Concernant les artistes, rien n’a été fait pour les artistes. Il y a eu beaucoup de déclarations d’intention mais au fond il n’y a rien. Avant 2020, les artistes qui travaillaient pour des hôtels, restaurants et pubs, avaient soit le statut de travailleur à temps plein ou à temps partiel. Avec le confinement, ces travailleurs ont été obligés d’accepter le statut de Self-Employed pour recevoir une maigre allocation. Pour qu’ensuite, en 2023, quand la Status of Artist Act a été votée, ils redeviennent des ‘travailleurs’. Pourtant, la question de leur rémunération n’a toujours pas été examinée. Le ministère des Arts et celui du Travail auraient dû collaborer pour amener une proposition.
Aujourd’hui, il n’y a que certains artistes internationaux, qui viennent notamment d’Asie, qui peuvent facilement faire des concerts alors que les artistes locaux ou d’autres invités par des artistes ou producteurs locaux ne sont pas en mesure de présenter leur spectacle. Il n’y a rien donc qui a été fait à ce niveau et les mesures budgétaires réduisent l’accès au droit des travailleurs de vivre dignement.

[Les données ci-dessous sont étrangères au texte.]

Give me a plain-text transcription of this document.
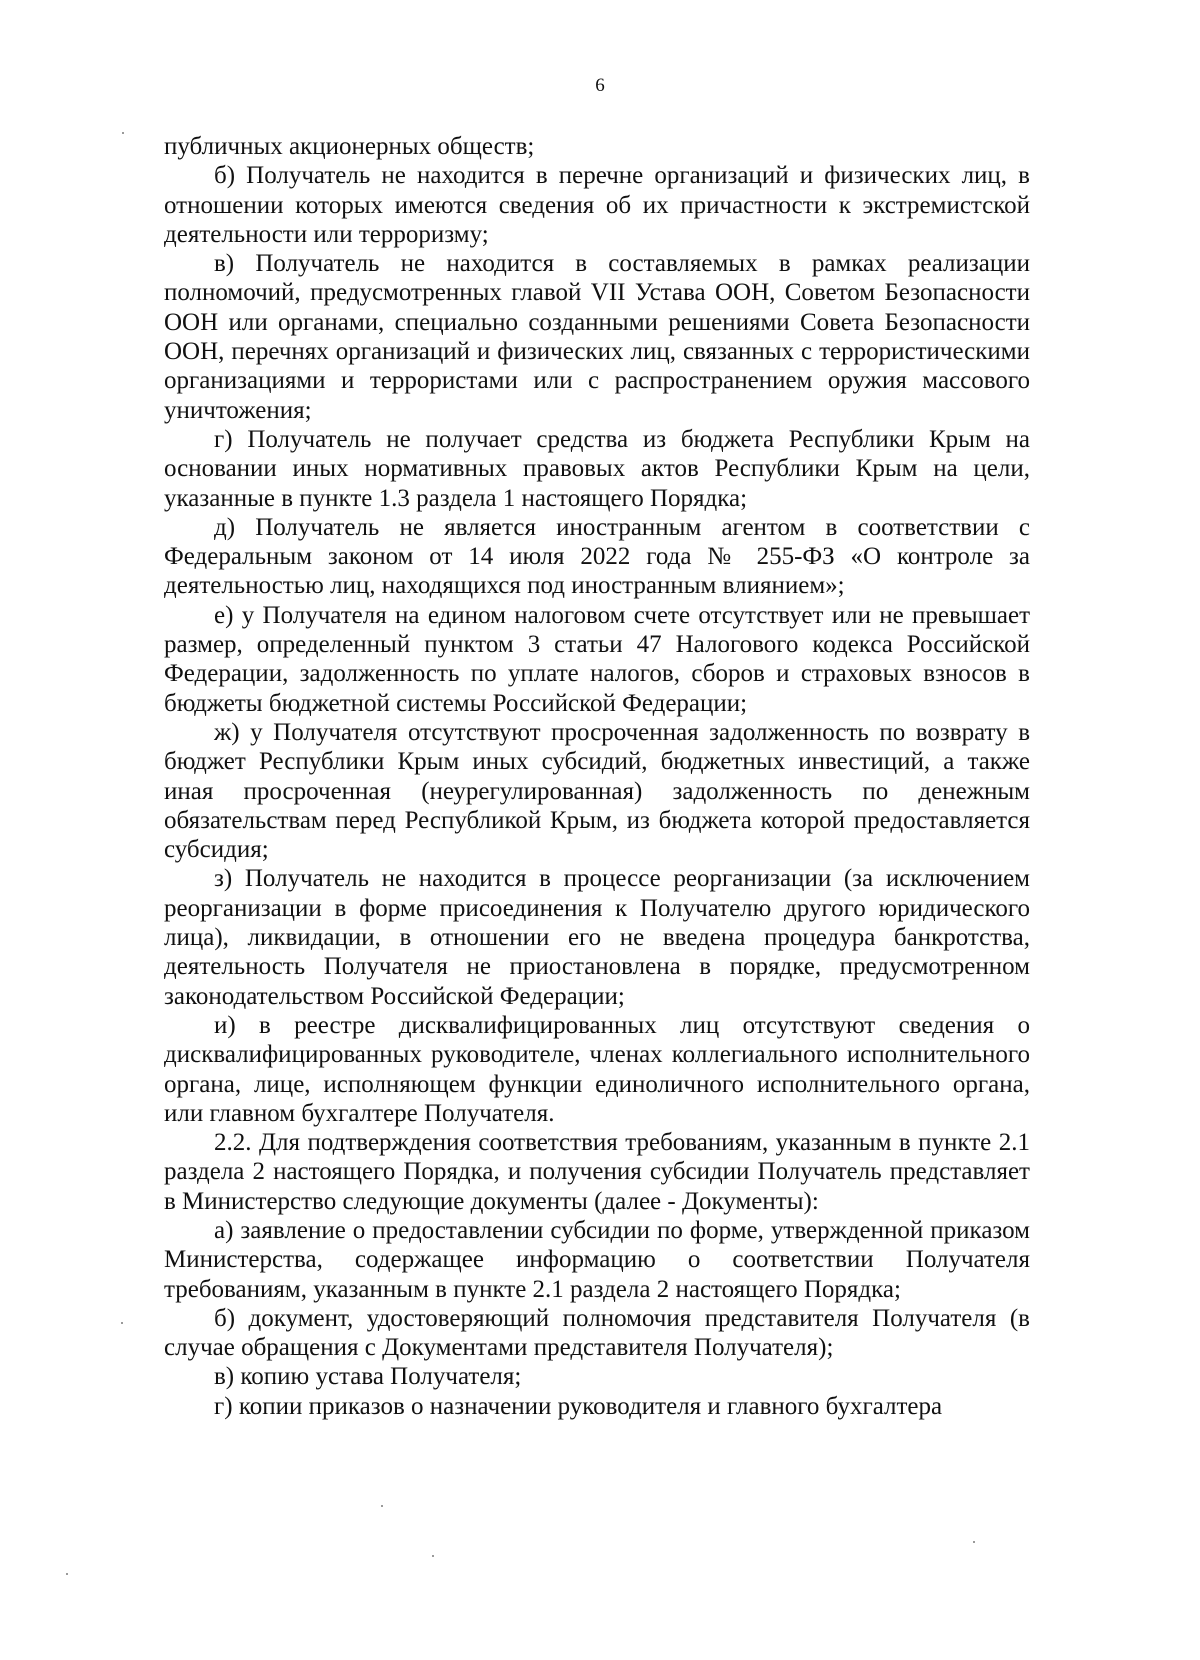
6

публичных акционерных обществ;

б) Получатель не находится в перечне организаций и физических лиц, в отношении которых имеются сведения об их причастности к экстремистской деятельности или терроризму;

в) Получатель не находится в составляемых в рамках реализации полномочий, предусмотренных главой VII Устава ООН, Советом Безопасности ООН или органами, специально созданными решениями Совета Безопасности ООН, перечнях организаций и физических лиц, связанных с террористическими организациями и террористами или с распространением оружия массового уничтожения;

г) Получатель не получает средства из бюджета Республики Крым на основании иных нормативных правовых актов Республики Крым на цели, указанные в пункте 1.3 раздела 1 настоящего Порядка;

д) Получатель не является иностранным агентом в соответствии с Федеральным законом от 14 июля 2022 года № 255-ФЗ «О контроле за деятельностью лиц, находящихся под иностранным влиянием»;

е) у Получателя на едином налоговом счете отсутствует или не превышает размер, определенный пунктом 3 статьи 47 Налогового кодекса Российской Федерации, задолженность по уплате налогов, сборов и страховых взносов в бюджеты бюджетной системы Российской Федерации;

ж) у Получателя отсутствуют просроченная задолженность по возврату в бюджет Республики Крым иных субсидий, бюджетных инвестиций, а также иная просроченная (неурегулированная) задолженность по денежным обязательствам перед Республикой Крым, из бюджета которой предоставляется субсидия;

з) Получатель не находится в процессе реорганизации (за исключением реорганизации в форме присоединения к Получателю другого юридического лица), ликвидации, в отношении его не введена процедура банкротства, деятельность Получателя не приостановлена в порядке, предусмотренном законодательством Российской Федерации;

и) в реестре дисквалифицированных лиц отсутствуют сведения о дисквалифицированных руководителе, членах коллегиального исполнительного органа, лице, исполняющем функции единоличного исполнительного органа, или главном бухгалтере Получателя.

2.2. Для подтверждения соответствия требованиям, указанным в пункте 2.1 раздела 2 настоящего Порядка, и получения субсидии Получатель представляет в Министерство следующие документы (далее - Документы):

а) заявление о предоставлении субсидии по форме, утвержденной приказом Министерства, содержащее информацию о соответствии Получателя требованиям, указанным в пункте 2.1 раздела 2 настоящего Порядка;

б) документ, удостоверяющий полномочия представителя Получателя (в случае обращения с Документами представителя Получателя);

в) копию устава Получателя;

г) копии приказов о назначении руководителя и главного бухгалтера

Que pensez-vous du projet de loi sur le financement des partis politiques ?
Je pense que ni le PTr et ses alliés ni le gouvernement ne souhaitent cela parce qu’ils sont déjà largement financés. Tout cela a été largement rendu public par des déclarations à l’Assemblée nationale ou par ceux qui finançaient eux-mêmes. Il s’agit là de centaines de millions de roupies.
Actuellement, le business de singes, troisième exportateur de l’île, finance à hauteur de milliards les partis politiques, ce qui leur permet de rester en place. Donc, je ne vois pas comment et pourquoi ils viendraient avec une mesure pour revoir le financement des partis politiques.
La moindre des choses déjà, serait de revoir les barèmes, circonscription par circonscription. Pourquoi le Premier ministre d’ailleurs était inquiété aux dernières élections ? Parce qu’il aurait dépassé les barèmes et qu’il aurait ‘filé’ un faux affidavit par rapport à ses comptes de campagne. Au moins, ces barèmes auraient dû être revus à la hausse car avec l’inflation, nous ne pouvons financer une campagne à Rs 300 000 à mon humble avis.
Je pense qu’il n’y a pas de réelle volonté politique de la part des partis historiques du pays à changer les choses. Ce n’est que du Eyewash à la veille des élections… Quand, au fond, ils sont d’accord pour ne rien changer en ce qu’il s’agit des règles électorales. Il y a eu un redécoupage électoral. A-t-on entendu l’opposition parlementaire s’exprimer contre ? Non. Pourtant, cela aura un impact sur les résultats des élections.
Un mot de la fin ?
Je pense que nous aurons une campagne électorale éclair, que le gouvernement donnera très peu de temps à ses adversaires pour se déployer ; que le MSM sèmera autant d’argent que possible car il est clair que 70% des indécis aujourd’hui ne souhaite revoir ni Navin ni Pravind au pouvoir.